(CN) — A newly discovered, 110-million-year-old theropod’s elaborate appearance, including pairs of blades protruding backwards from its shoulders, suggest the bright plumage and courtship displays seen in today’s birds may date further back than scientists previously believed.
“We’ve been perhaps too conservative in our reconstruction of other dinosaurs. I think we have to be a bit more imaginative,” said Robert Smyth, a paleobiologist at the University of Portsmouth in England and the lead author of a study published Monday in Cretaceous Research about the new dinosaur.
Ubirajara jubatis — “lord of the spear” in an indigenous Brazilian Tupi language — was a carnivorous theropod, a member of that clade of dinosaurs sporting hollow bones and three-toed limbs. The most popularly known theropod is likely the Tyrannosaurus rex, a giant compared to Ubirajara, which was about the size of a chicken.

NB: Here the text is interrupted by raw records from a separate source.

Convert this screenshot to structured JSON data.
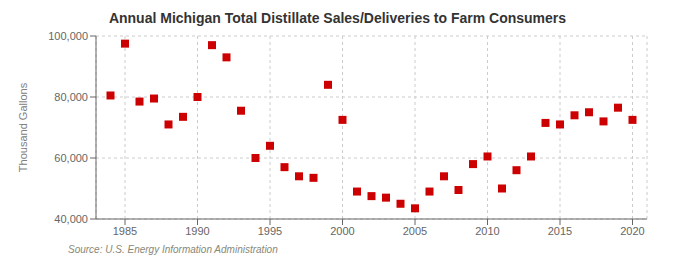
{
  "chart_data": {
    "type": "scatter",
    "title": "Annual Michigan Total Distillate Sales/Deliveries to Farm Consumers",
    "ylabel": "Thousand Gallons",
    "annotations": [
      "Source: U.S. Energy Information Administration"
    ],
    "x": [
      1984,
      1985,
      1986,
      1987,
      1988,
      1989,
      1990,
      1991,
      1992,
      1993,
      1994,
      1995,
      1996,
      1997,
      1998,
      1999,
      2000,
      2001,
      2002,
      2003,
      2004,
      2005,
      2006,
      2007,
      2008,
      2009,
      2010,
      2011,
      2012,
      2013,
      2014,
      2015,
      2016,
      2017,
      2018,
      2019,
      2020
    ],
    "values": [
      80500,
      97500,
      78500,
      79500,
      71000,
      73500,
      80000,
      97000,
      93000,
      75500,
      60000,
      64000,
      57000,
      54000,
      53500,
      84000,
      72500,
      49000,
      47500,
      47000,
      45000,
      43500,
      49000,
      54000,
      49500,
      58000,
      60500,
      50000,
      56000,
      60500,
      71500,
      71000,
      74000,
      75000,
      72000,
      76500,
      72500
    ],
    "color": "#cc0000",
    "marker": "square",
    "xlim": [
      1983,
      2021
    ],
    "ylim": [
      40000,
      100000
    ],
    "xticks": [
      1985,
      1990,
      1995,
      2000,
      2005,
      2010,
      2015,
      2020
    ],
    "yticks": [
      {
        "value": 40000,
        "label": "40,000"
      },
      {
        "value": 60000,
        "label": "60,000"
      },
      {
        "value": 80000,
        "label": "80,000"
      },
      {
        "value": 100000,
        "label": "100,000"
      }
    ],
    "grid": true
  }
}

Well-preserved remains allowed Smyth and his colleagues to find that Ubirajara sported a long fur mane along its back and featured unique long, flat, stiff “ribbons” that jutted outward and backward from its shoulders.
“It’s really unusual in that it preserves really elaborate display plumage,” Smyth said in an interview. “This includes a mane of really elongated monofilaments along the animal’s back, and something we’ve never seen before in any kind of dinosaur or bird: these weird, broad ribbon-slash-bladelike structures that appear to come out from the animal’s shoulder blade.”
A sharp ridge ran down the middle of each ribbon, each of which jutted out and away from the dinosaur’s limbs so they wouldn’t interfere with its movement.
“They could perhaps have been used for other types of social interactions, maybe threat displays, or — whenever you see elaborate displays like that, in modern birds, it’s been normally evolved for the purposes of intra-specific communication: communicating with members of the same species,” Smyth said.
Ubirajara could have been an early step toward the development of the extravagant, showy inclinations seen in peacocks and other contemporary birds — the world’s only still-living dinosaurs, descended from theropods themselves — and their bright plumage and elaborate courtship rituals.
“All the really elaborate and extravagant display behaviors that we see in birds — for a long time we thought those were uniquely avian characteristics, we believed they were restricted to those dinosaurs that were really closely related to birds,” Smyth said. “This new dinosaur shows us the link, that capacity for integumentary [skin-protruding] structures to become really elaborate goes really deep in the evolution of feathers, almost to the beginning.”
The Ubirajara specimen was preserved between two slabs of limestone in an ancient lagoon located in northeastern Brazil’s Crato Crato Formation. An X-ray scan revealed skeletal remains and soft tissue, providing the researchers rare insight into the individual’s ancient anatomy.
“The conditions in this lagoon are really beneficial to the fossilization process because they inhibit decomposition and this allows structures like soft tissues … to be preserved,” Smyth said.
If it weren’t for the high-quality fossils, Smyth and his colleagues would never have guessed Ubirajara had its showy blades or mane. Nor could they have known that these features were composed of keratin, the same fibrous protein that makes up anatomical parts such as claws, feathers, fur, hair and nails.
Smyth said keratin is less resource-intensive for bodies to produce, and can be more easily replaced or repaired if damaged. The bony crests of other dinosaurs, by comparison, were heavier and more dangerous if broken.
“Really the most, I think, exciting part is that this is the earliest example, from the theropod family tree, of these really elaborate structures,” he said. “Elaborate feathery displays go way further back into the dinosaur lineage than we had previously supposed.”